Adaptation Practice is a safe and effective way to cope with emotional distress – in particular with fear, anxiety, sorrow, grief, depression, anger and all other kinds of emotional, psychological and mental suffering.
Distress and suffering have causes. To relieve them we need to deal with the causes. To understand why we suffer emotionally, psychologically and mentally and why it is usually so difficult to deal with suffering we need to consider some basic facts of life.
For this we need to look at ourselves. We won’t find what we’re looking for in a book or online. If we look at ourselves we notice something we’ve known since we were little children which is that we have preferences: we like this and we dislike that.
Naturally, we want to have what we like and we want to get rid of or avoid what we dislike. This is not complicated, it’s simple. It’s perfectly natural and normal but it’s easy to forget or overlook these simple facts of life.
If we can have what we like, what we want and we can get rid of and avoid what we dislike and don’t want, then everything is all right, we feel satisfied, contented, life is good, we’re happy.
The trouble is that life is not always so obliging and all too often things are not how we would like them to be.
All manner of things go wrong, at home, at work and in between. And when something goes wrong emotion flares up and affects every organ and system of the body and every function and faculty of the mind.
The heart misses a beat or pounds rapidly, we gasp, hold our breath or hyperventilate, we turn white or blush, our palms sweat, our muscles tense up, we have butterflies in the stomach, we feel sick, churning, hollow, the bottom has fallen out, we wet ourselves, the hormone system, the nervous system, including the brain, and the immune system are all affected.
It’s difficult to pay attention and to concentrate, we can’t remember new information, we can’t stop thinking about the past, abstract thoughts and the future, we lose sight of reason, we are confused, we can’t distinguish between what is true and what is false, we find it difficult to make
decisions and our will is affected, making us wilfully say and do things we wouldn’t do unless upset.
Again, look at what happens when something goes wrong. I might drop a pencil and the lead breaks, how infuriating that would be, or it might be a glass of red wine that spills all over the carpet. ‘Damn!’ We shout as we momentarily screw the eyes up, clench the jaw, make a fist and slightly tense the shoulders, abdomen and lower back. All because something has gone wrong for me and emotion has flared up in me.
The emotion drives me in what I say, do and think. Having said damn or equivalent and pulled a face and generally tensed up for a second or two, I then think about what has happened, why, what the consequences will be, how to save the situation.

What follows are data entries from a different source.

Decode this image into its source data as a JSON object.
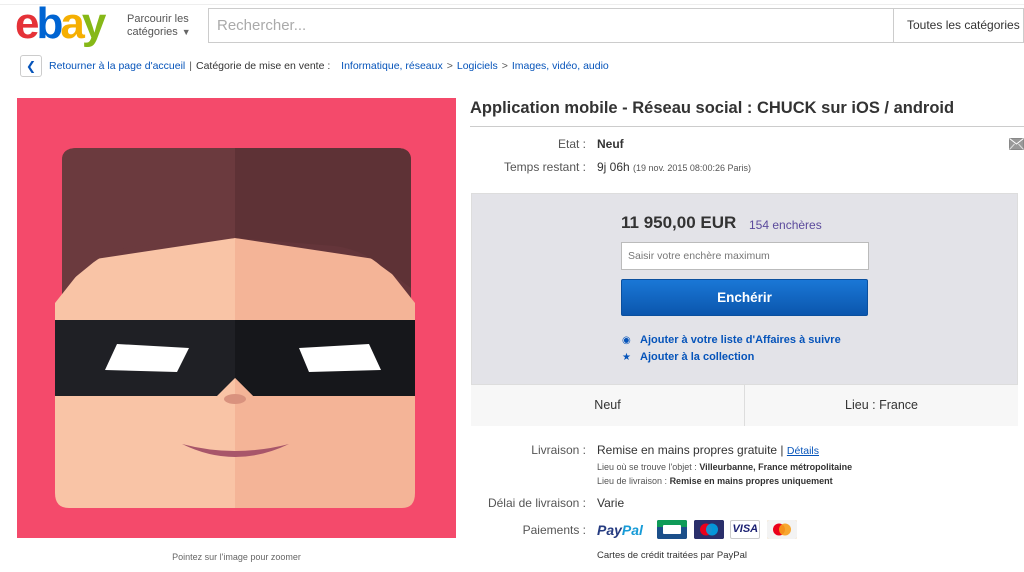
{
  "header": {
    "logo_letters": [
      "e",
      "b",
      "a",
      "y"
    ],
    "browse_line1": "Parcourir les",
    "browse_line2": "catégories",
    "search_placeholder": "Rechercher...",
    "category_select": "Toutes les catégories"
  },
  "breadcrumb": {
    "back": "Retourner à la page d'accueil",
    "category_label": "Catégorie de mise en vente :",
    "items": [
      "Informatique, réseaux",
      "Logiciels",
      "Images, vidéo, audio"
    ]
  },
  "product": {
    "title": "Application mobile - Réseau social : CHUCK sur iOS / android",
    "zoom_hint": "Pointez sur l'image pour zoomer",
    "condition_label": "Etat :",
    "condition_value": "Neuf",
    "time_label": "Temps restant :",
    "time_value": "9j 06h",
    "time_detail": "(19 nov. 2015  08:00:26 Paris)"
  },
  "bid": {
    "price": "11 950,00 EUR",
    "bids": "154 enchères",
    "input_placeholder": "Saisir votre enchère maximum",
    "button": "Enchérir",
    "watch_link": "Ajouter à votre liste d'Affaires à suivre",
    "collection_link": "Ajouter à la collection",
    "condition_cell": "Neuf",
    "location_cell": "Lieu : France"
  },
  "shipping": {
    "label": "Livraison :",
    "value": "Remise en mains propres gratuite |",
    "details_link": "Détails",
    "location_line_label": "Lieu où se trouve l'objet :",
    "location_line_value": "Villeurbanne, France métropolitaine",
    "delivery_line_label": "Lieu de livraison :",
    "delivery_line_value": "Remise en mains propres uniquement",
    "delay_label": "Délai de livraison :",
    "delay_value": "Varie",
    "payments_label": "Paiements :",
    "paypal_part1": "Pay",
    "paypal_part2": "Pal",
    "visa": "VISA",
    "card_note": "Cartes de crédit traitées par PayPal"
  },
  "colors": {
    "image_background": "#f44a6b",
    "link_blue": "#0654ba",
    "button_blue": "#0f64c6",
    "bid_panel": "#e3e3e8"
  }
}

The difficulties we have, the psychological stresses that afflict us do not start in the mind, or the head, as thoughts. They start deep in the body, in the midriff, as emotion flares up and gives rise to moods and feelings and all the changes mentioned above. The effects in us might be momentary, or they can continue for hours, days, years.
Emotion arises in response to changes in and around us depending on our likes and dislikes and so depending on whether we like or dislike those changes.
Something is not right for us. We are not sure what is happening inside us. But there is a safe and effective way of dealing with it. This way is as old as the hills. Here it goes by the name Adaptation Practice.
Just as we understand the physical, material world as far as we have discovered the laws of physics and chemistry so we understand life as far as we have discovered the laws of biology. We have little understanding of the non-material world of emotion and our inner life. Adaptation Practice can change this as we come to know for ourselves why we feel, speak, behave and think as we do when overwhelmed by emotion.
Most importantly, the instructions in Adaptation Practice give a framework for change, to relieve emotional, psychological and mental suffering. This is the sole purpose of Adaptation Practice.